|

By Lee Wen Ching
Wed, 23 Jun 2010, 08:54:34 SGT
Midas Holdings (Midas) has clinched two contracts over the last month, reaffirming its robust earnings outlook amid global macroeconomic uncertainty. The group’s most recent contract win pertains to a RMB59m contract to supply aluminium alloy extrusion profiles and fabricated parts for an inter-city high-speed train project in China, and this follows shortly after its 32.5%-owned JV Nanjing SR Puzhen Rail Transport Co (NPRT) secured a RMB1.14b contract to supply train sets for a Shanghai Metro project. The group remains poised for further contract wins, which we believe will serve as catalysts for the stock. On a separate note, we do not expect the RMB’s appreciation to have a significant impact on Midas as the group is naturally hedged with the bulk of its revenue and costs denominated in RMB. It may, however, get a boost from translation gains should the RMB appreciate against the SGD, its reporting currency. We continue to like Midas for its robust earnings outlook and maintain our BUY rating on the stock. Our fair value estimate remains at S$1.58. Bagging more contracts. Midas Holdings (Midas) recently announced that it has clinched a RMB59m contract from CNR Changchun Railway Vehicles Co. to supply alumimium alloy extrusion profiles and fabricated parts for an inter-city high-speed train project in China. Delivery is slated for 2010. The good news comes hot on the heels of another contract win by the group’s 32.5%-owned joint venture Nanjing SR Puzhen Rail Transport Co (NPRT)., which announced on 31 May 2010 that it clinched a RMB1.14b contract to supply 24 train sets for a Shanghai Metro project. NPRT has a 70% share of this contract, which we estimate will boost Midas’ revenue by RMB259m over 2012 to 2013. We are keeping our earnings estimates intact as our projections allow for such contract wins. With these developments, we estimate that Midas’ order book now stands at RMB1.4b with visibility extending till 2013.
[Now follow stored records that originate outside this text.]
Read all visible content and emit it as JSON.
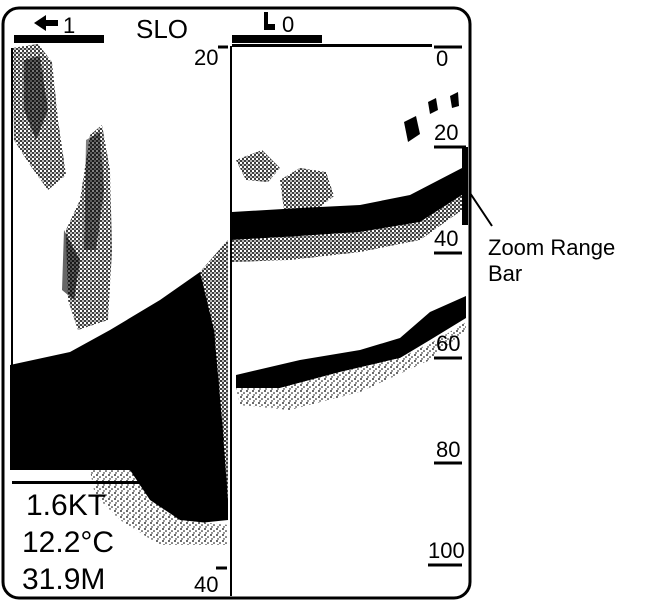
{
  "header": {
    "left_indicator": "1",
    "mode": "SLO",
    "right_indicator": "0"
  },
  "left_scale": {
    "top_label": "20",
    "bottom_label": "40"
  },
  "right_scale": {
    "ticks": [
      "0",
      "20",
      "40",
      "60",
      "80",
      "100"
    ]
  },
  "readouts": {
    "speed": "1.6KT",
    "temperature": "12.2°C",
    "depth": "31.9M"
  },
  "callout": {
    "line1": "Zoom Range",
    "line2": "Bar"
  },
  "colors": {
    "ink": "#000000",
    "paper": "#ffffff"
  }
}
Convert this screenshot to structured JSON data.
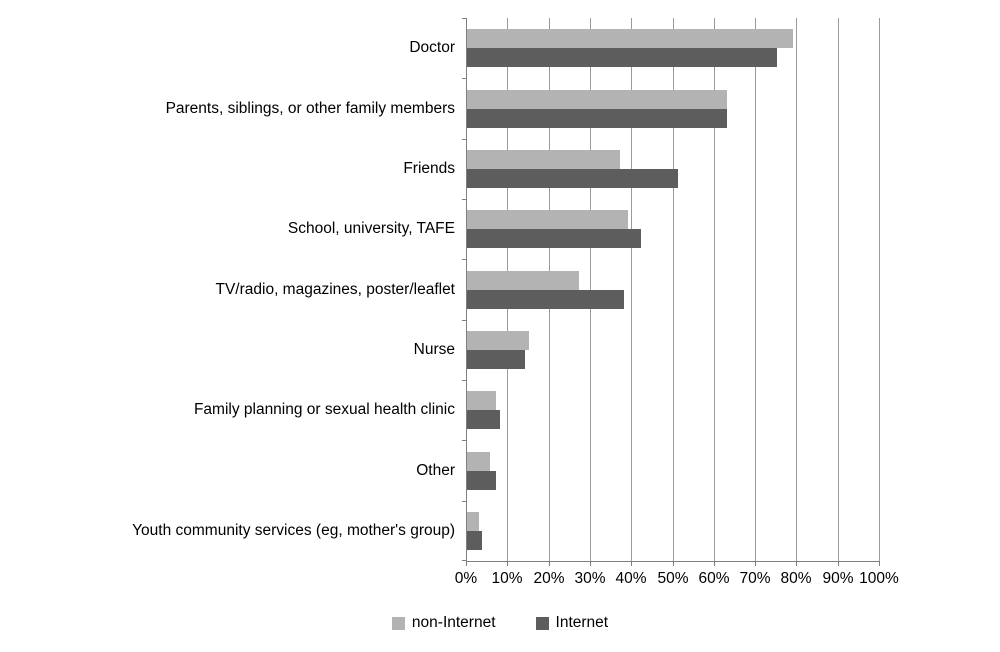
{
  "chart_data": {
    "type": "bar",
    "orientation": "horizontal",
    "title": "",
    "xlabel": "",
    "ylabel": "",
    "xlim": [
      0,
      100
    ],
    "grid": "vertical",
    "legend_position": "bottom",
    "categories": [
      "Doctor",
      "Parents, siblings, or other family members",
      "Friends",
      "School, university, TAFE",
      "TV/radio, magazines, poster/leaflet",
      "Nurse",
      "Family planning or sexual health clinic",
      "Other",
      "Youth community services (eg, mother's group)"
    ],
    "series": [
      {
        "name": "non-Internet",
        "color": "#b3b3b3",
        "values": [
          79,
          63,
          37,
          39,
          27,
          15,
          7,
          5.5,
          3
        ]
      },
      {
        "name": "Internet",
        "color": "#5d5d5d",
        "values": [
          75,
          63,
          51,
          42,
          38,
          14,
          8,
          7,
          3.5
        ]
      }
    ],
    "x_ticks": [
      "0%",
      "10%",
      "20%",
      "30%",
      "40%",
      "50%",
      "60%",
      "70%",
      "80%",
      "90%",
      "100%"
    ],
    "axis_color": "#808080",
    "gridline_color": "#9a9a9a",
    "text_color": "#000000"
  }
}
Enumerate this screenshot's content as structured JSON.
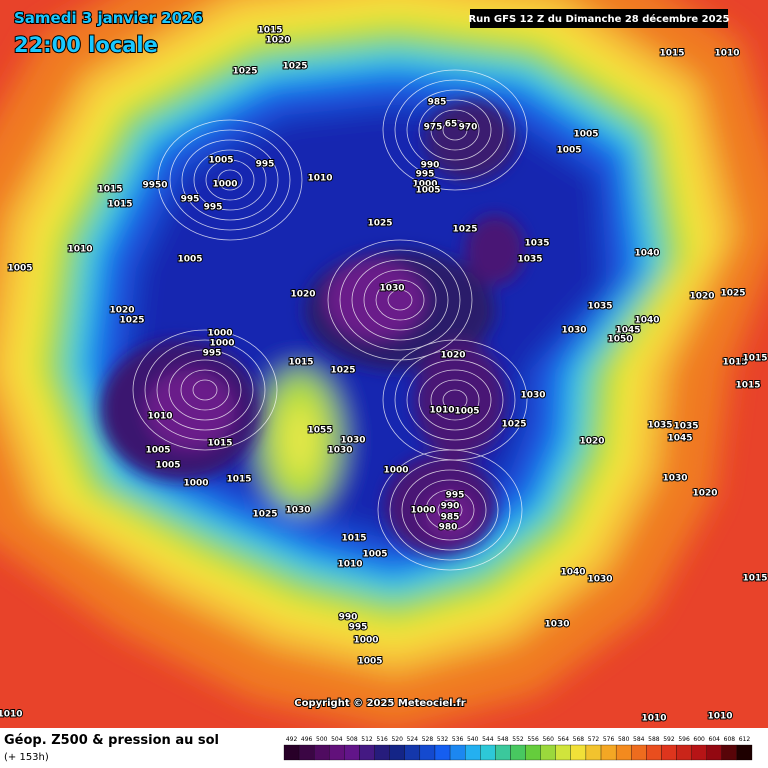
{
  "header": {
    "date": "Samedi 3 janvier 2026",
    "time": "22:00 locale",
    "run": "Run GFS 12 Z du Dimanche 28 décembre 2025"
  },
  "footer": {
    "title": "Géop. Z500 & pression au sol",
    "step": "(+ 153h)",
    "copyright": "Copyright © 2025 Meteociel.fr"
  },
  "colorbar": {
    "ticks": [
      492,
      496,
      500,
      504,
      508,
      512,
      516,
      520,
      524,
      528,
      532,
      536,
      540,
      544,
      548,
      552,
      556,
      560,
      564,
      568,
      572,
      576,
      580,
      584,
      588,
      592,
      596,
      600,
      604,
      608,
      612
    ]
  },
  "map": {
    "isobar_labels": [
      "1015",
      "1020",
      "1025",
      "1025",
      "1015",
      "1010",
      "985",
      "975",
      "65",
      "970",
      "1005",
      "1005",
      "1005",
      "995",
      "1010",
      "990",
      "995",
      "1000",
      "1005",
      "9950",
      "1000",
      "1015",
      "1015",
      "995",
      "995",
      "1025",
      "1025",
      "1035",
      "1035",
      "1040",
      "1010",
      "1005",
      "1005",
      "1030",
      "1020",
      "1035",
      "1020",
      "1025",
      "1020",
      "1025",
      "1030",
      "1040",
      "1045",
      "1050",
      "1000",
      "1000",
      "995",
      "1020",
      "1015",
      "1025",
      "1015",
      "1015",
      "1015",
      "1030",
      "1010",
      "1005",
      "1010",
      "1025",
      "1035",
      "1035",
      "1055",
      "1030",
      "1015",
      "1045",
      "1020",
      "1030",
      "1005",
      "1005",
      "1000",
      "1015",
      "1000",
      "1030",
      "995",
      "1000",
      "990",
      "985",
      "980",
      "1020",
      "1025",
      "1030",
      "1015",
      "1005",
      "1010",
      "1040",
      "1030",
      "1015",
      "990",
      "995",
      "1000",
      "1030",
      "1005",
      "1010",
      "1010",
      "1010"
    ]
  }
}
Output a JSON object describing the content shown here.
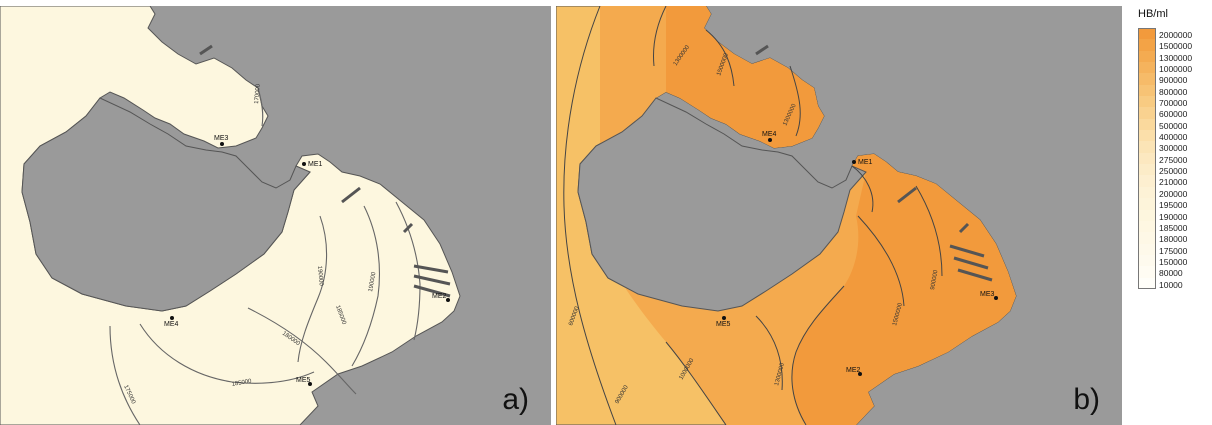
{
  "legend": {
    "title": "HB/ml",
    "items": [
      {
        "label": "2000000",
        "color": "#f29a3c"
      },
      {
        "label": "1500000",
        "color": "#f3a346"
      },
      {
        "label": "1300000",
        "color": "#f4ab51"
      },
      {
        "label": "1000000",
        "color": "#f5b35d"
      },
      {
        "label": "900000",
        "color": "#f6bb69"
      },
      {
        "label": "800000",
        "color": "#f7c375"
      },
      {
        "label": "700000",
        "color": "#f8cb82"
      },
      {
        "label": "600000",
        "color": "#f9d290"
      },
      {
        "label": "500000",
        "color": "#fad99d"
      },
      {
        "label": "400000",
        "color": "#fbdfaa"
      },
      {
        "label": "300000",
        "color": "#fbe4b6"
      },
      {
        "label": "275000",
        "color": "#fce8c0"
      },
      {
        "label": "250000",
        "color": "#fcecc8"
      },
      {
        "label": "210000",
        "color": "#fdefd0"
      },
      {
        "label": "200000",
        "color": "#fdf2d6"
      },
      {
        "label": "195000",
        "color": "#fdf4da"
      },
      {
        "label": "190000",
        "color": "#fdf6de"
      },
      {
        "label": "185000",
        "color": "#fef7e2"
      },
      {
        "label": "180000",
        "color": "#fef8e6"
      },
      {
        "label": "175000",
        "color": "#fef9ea"
      },
      {
        "label": "150000",
        "color": "#fefaee"
      },
      {
        "label": "80000",
        "color": "#fffcf3"
      },
      {
        "label": "10000",
        "color": "#fffef9"
      }
    ]
  },
  "panels": {
    "a": {
      "label": "a)",
      "stations": [
        "ME3",
        "ME1",
        "ME4",
        "ME5",
        "ME2"
      ],
      "contours": [
        "170000",
        "190000",
        "185000",
        "180000",
        "185000",
        "190000",
        "175000"
      ]
    },
    "b": {
      "label": "b)",
      "stations": [
        "ME4",
        "ME1",
        "ME5",
        "ME2",
        "ME3"
      ],
      "contours": [
        "1300000",
        "1300000",
        "1500000",
        "600000",
        "1000000",
        "1300000",
        "1500000",
        "900000",
        "900000"
      ]
    }
  },
  "colors": {
    "sea": "#9a9a9a",
    "land_a": "#fdf7df",
    "land_b_outer": "#f6c166",
    "land_b_mid": "#f4aa4e",
    "land_b_inner": "#f29a3c"
  }
}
Yuan revaluation unlikely to impact earnings. China’s central bank over the weekend pledged to reform its renminbi (RMB) exchange rate regime in a bid to enhance its exchange rate flexibility. We do not expect the reform to have a significant impact on Midas as the group’s forex exposure is naturally hedged with the bulk of its revenue and costs denominated in RMB. The group may, however, get a boost from translation gains should the RMB appreciate against the SGD, which is the group’s reporting currency.
Secondary listing can wait. Meantime, the group’s planned secondary listing is likely to be postponed in light of current volatile market conditions. Midas has been planning a secondary listing of its shares on the Stock Exchange of Hong Kong since late last year. In conjunction with the listing, the group was to issue 300-340m new shares at an issue price of no more than 10% discount to its SGX market price. However, recent broad market weakness has dragged the stock down by 14% over the last two months, making it more sensible for the group to hold out until market sentiment improves since it has no urgent fund-raising needs. Midas has a strong balance sheet with a marginal S$9.4m net debt position as of 1Q10.
Maintain BUY. We continue to like Midas for its robust earnings outlook amid global macroeconomic uncertainty. The group remains poised for more contract wins, which we believe will serve as near term catalysts for the stock. We maintain our BUY rating on Midas, and our fair value estimate remains at S$1.58.